Это из книги Ю. Безносова «Двадцать шесть тюрем и побег с Соловков», книги литературно-ничтожной, но документально одной из замечательнейших русских книг последнего времени. Это как бы даже и не книга, а вырванный из жизни кусок, — из тамошней, загробной жизни. Главное впечатление не от того, что в книге написано, а от того, кто писал, — почти неземная простота и ужас; бывшее человеческое, а теперь полузвериное, голое, дикое, «шерстью обросшее» сердце. Этот человек, ненавидящий большевиков до конца, до религии, — сам большевик наизнанку, белый, сделавшийся красным, потому что с него содрали кожу.

«Я христианин», говорит он, но что такое христианство, не знает. И те, кто с ним, — «ни белые, ни красные, а синие, Христовы», тоже этого не знают; не умеют даже отличить христианство от духоборчества, толстовства, и от самого коммунизма; все еще надеются, что «антихристы» покаются, «поймут и повернут ко Христу». Многого, впрочем, от этих людей и требовать нельзя. Мы даже понять не можем, как они живут и дышат: так люди, плывущие по морю, не могут понять, как живут на самом дне моря слепые рыбы, — слепые, потому что в вечной тьме не нужно глаз.

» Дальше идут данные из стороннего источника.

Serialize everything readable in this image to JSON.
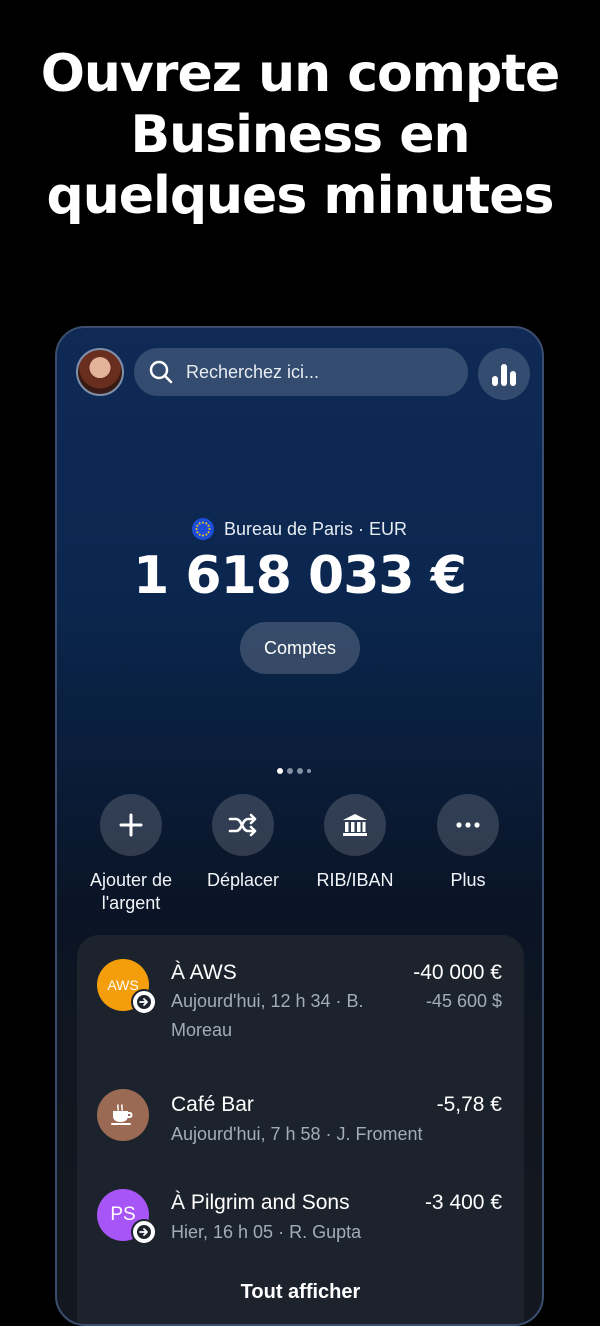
{
  "headline": {
    "line1": "Ouvrez un compte",
    "line2": "Business en",
    "line3": "quelques minutes"
  },
  "header": {
    "search_placeholder": "Recherchez ici..."
  },
  "account": {
    "name": "Bureau de Paris · EUR",
    "balance": "1 618 033 €",
    "accounts_button": "Comptes"
  },
  "pager": {
    "pages": 4,
    "current": 1
  },
  "actions": [
    {
      "label": "Ajouter de l'argent",
      "icon": "plus-icon"
    },
    {
      "label": "Déplacer",
      "icon": "shuffle-icon"
    },
    {
      "label": "RIB/IBAN",
      "icon": "bank-icon"
    },
    {
      "label": "Plus",
      "icon": "more-icon"
    }
  ],
  "transactions": [
    {
      "logo_text": "AWS",
      "logo_color": "#f59e0b",
      "title": "À AWS",
      "subtitle": "Aujourd'hui, 12 h 34 · B. Moreau",
      "amount": "-40 000 €",
      "amount_secondary": "-45 600 $",
      "badge": "arrow-right-icon"
    },
    {
      "logo_text": "",
      "logo_color": "#9b6a55",
      "logo_icon": "coffee-cup-icon",
      "title": "Café Bar",
      "subtitle": "Aujourd'hui, 7 h 58 · J. Froment",
      "amount": "-5,78 €"
    },
    {
      "logo_text": "PS",
      "logo_color": "#a855f7",
      "title": "À Pilgrim and Sons",
      "subtitle": "Hier, 16 h 05 · R. Gupta",
      "amount": "-3 400 €",
      "badge": "arrow-right-icon"
    }
  ],
  "show_all": "Tout afficher",
  "colors": {
    "background": "#000000",
    "phone_top": "#0e2a55",
    "card": "#1d232c",
    "aws": "#f59e0b",
    "cafe": "#9b6a55",
    "pilgrim": "#a855f7"
  }
}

Эти христиане до Христа — что-то вроде пушкинских Галубов, или тертуллиановых «душ, родившихся христианками», или дикарей-людоедов, только что съевших своего миссионера и вдруг во Христа поверивших. Но когда они говорят: «Мы Христовы», и за это гниют в страшном соловецком бараке, им надо верить; надо верить и тому, что с ними Россия.

«Мы призываем к объединению всех сил, борющихся с большевиками… Наша политическая платформа выработана в полном соответствии с молодыми голосами, звучавшими нам из России», — говорит Мельгунов. «Все вы, русские, ты, эмиграция, услышьте зов России: объединитесь под учением Христа!» Слышит ли Мельгунов этот голос? Он делает великое, благородное и даже святое, христианское дело; но сердце его к христианству не лежит. Было бы жестоко и глупо осуждать его за это, но понятно, почему ему так «скучно повторять одно и тоже», звать к единому фронту так пламенно и бесполезно. Если бы он услышал тот христианский зов из России, то, может быть, и его собственный зов прозвучал бы иначе.

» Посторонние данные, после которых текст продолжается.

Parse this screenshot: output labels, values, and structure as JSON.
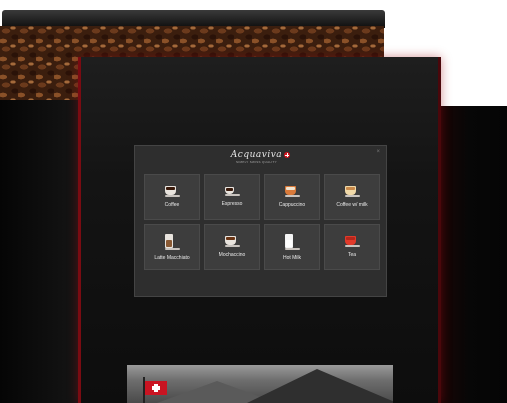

«Пусть каждый скажет: „Я христианин“, затем: „Я русский“, и уж потом, совсем потом: „Я монархист, республиканец!“» Это говорят те же «синие, — Христовы». Что это значит? Значит: воля к России «национальной», как сила объединяющая фронт, недостаточна. Общее зло сильнее частного добра: интернационал сильнее нации. Только Россия не победит уничтожающей ее «всемирности»; только русские, мы разъединены, но соединимся, христиане-русские.

Спят живые, мертвые бодрствуют; молчат живые, мертвые кричат; в мире живые, мертвые ссорятся. Пока это будет, — не будет «единого фронта». Скоро ли это кончится? Может быть, и не скоро, но сразу и одинаково, как там в России, так и здесь, в эмиграции. Что-то блеснет в умах и в сердцах, как молния, и русские люди поймут, что быть или не быть христианству, значит быть или не быть России.

Только тогда проходящая между сердцами черта разделения войдет в сердца, пронзит и нанижет их, как ожерельная нить — жемчуга; только тогда черта между нами кровавая сделается связью кровною. И живые сомкнутся в «единый фронт». Может быть, их будет очень мало, но живые победят мертвых.